If you use one of those AI model as a basis for your AI model the real danger could be that the owners of the originating data are going after you at some point as well.
Standard corporate hypocrisy. "Rules for thee, not for me."
If you actually expected anything to be open about OpenAI's products, please get in touch, I have an incredible business opportunity for you in the form of a bridge in New York.
They got backlash, but (if I'm not mistaken) it was ruled that it's okay to use copyrighted works in your model.
So if a model is copyrighted, you should still be able to use it if you generate a different one based on it. I.e. copyright laundry. I assume this would be similar to how fonts work. You can copyright a font file, but not the actual shapes. So if you re-encode the shapes with different points, that's legal.
But, I don't think a model can be copyrighted. Isn't it the case that something created mechanically can't be copyrighted? It has to be authored by a person.
I find it weird that so many hackers go out of their way to approve of the legal claims of Big AI before it's even settled, instead of undermining Big AI. Isn't the hacker ethos all about decentralization?
Standard disclaimer. Like inserting a bunch of 'hypothetically' in a comment telling one where to find some piece of abandoned media where using an unsanctioned channel would entail infringing upon someone's intellectual property.
I understand that its not very clear if the neural net and its weights & biases are considered as IP, I personally think that if some OpenAI employee just leaks GPT-4o it isn't magically public domain and everyone can just use it.
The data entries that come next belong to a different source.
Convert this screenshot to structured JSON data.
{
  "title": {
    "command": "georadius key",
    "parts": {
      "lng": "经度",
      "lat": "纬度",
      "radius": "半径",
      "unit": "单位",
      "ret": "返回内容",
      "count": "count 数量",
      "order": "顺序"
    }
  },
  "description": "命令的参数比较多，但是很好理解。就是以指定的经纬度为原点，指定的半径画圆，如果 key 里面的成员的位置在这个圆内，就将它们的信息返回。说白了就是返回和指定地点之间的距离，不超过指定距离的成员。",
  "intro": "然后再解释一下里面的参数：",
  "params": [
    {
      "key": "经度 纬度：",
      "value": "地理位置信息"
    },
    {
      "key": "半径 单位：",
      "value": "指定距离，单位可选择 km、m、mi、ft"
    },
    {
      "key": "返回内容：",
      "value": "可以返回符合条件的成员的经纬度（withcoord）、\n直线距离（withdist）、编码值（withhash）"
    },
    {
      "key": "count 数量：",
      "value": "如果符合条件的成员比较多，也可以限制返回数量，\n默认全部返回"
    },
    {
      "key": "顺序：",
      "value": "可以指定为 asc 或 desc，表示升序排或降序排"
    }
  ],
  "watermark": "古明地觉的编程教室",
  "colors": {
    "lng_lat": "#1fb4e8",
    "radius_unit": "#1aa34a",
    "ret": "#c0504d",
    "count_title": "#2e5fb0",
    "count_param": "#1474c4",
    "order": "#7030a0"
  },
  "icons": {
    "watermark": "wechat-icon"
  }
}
I think lawmakers would start to sue AWS if they just re-host ChatGPT. Not that I endorse it, but especially in IP and in law in general "judge law" ("Richterrecht" in german) is prevalent, and laws are not a DSL with a few ifs and whiles.
But it is also a "cover my ass" notice as others said, I live in Germany and our law regarding "hacking" is quite ancient.
The simple fact that models are released under license, which may or may not be free, imply that it is intellectual property. You can't license something that is not intellectual property.
It is a standard disclaimer, if you disagree, talk to your lawyer. The legal situation of AI models is such a mess that I am not even sure that a non-specialist professional will be of great help, let alone random people on the internet.
1. the current, unproven-in-court legal understanding,
2. standard disclaimer to cover OP's ass
3. tongue-in-cheek reference to the prevalent argument that training AI on data, and then offering it via AI is being a parasite on that original data
> reference to the prevalent argument that training AI on data, and then offering it via AI is being a parasite on that original data
Prevalent or not, phrased this way it's clear how nonsense it is. The data isn't hurt or destroyed in the process of being trained on, nor does the process deprive the data owners from their data or opportunity to monetize it the way they ordinarily would.
The right terms here are "learning from", "taking inspiration from", not "being a parasite".
(Now, feeling entitled to rent because someone invented something useful and your work accidentally turned out to be useful, infinitesimally, in making it happen - now that is wanting to be a parasite on society.)
I think the bad part of it is stripping consent from the original creators, after they published their work. I personally see it as an unfortunate side-effect of change. The artists of the future can create with AI already in mind, but this was not the privilege of the current, and previous generations.
Getting back to "learning from", I think the issue is not the learning part, but the recreation part. AI can churn content to orders of magnitude higher than before, even in the age of Fiverr and other tools-opportunities. This changes the dynamics of the interaction, because previously, it took someone tens of hours to create something, now it takes AI minutes. That is not participating in the same playing field, it's absolutely dominating it, completely changing it. That is something to have feelings about, especially if one's livelihood is also impacted. Data is not destroyed, and neither is its ownership, but people don't usually want the exact thing, they are content with a good enough thing, and this takes away a lot of power from the artists, whose work is the lifeblood of artistic AI in the first place.
So I don't think it's as nonsense as you state it. But I do understand that it's not cut and dry the other way around either. Gatekeeping culture is definitely not a humane thing to do. Culture comes and goes, intermingles, inspires and changes all the time, and people take from it and add to it all the time. Preserving copyright perfectly would neuter it, and slant the landscape even more towards the already powerful.
If you use one of those AI model as a basis for your AI model the real danger could be that the owners of the originating data are going after you at some point as well.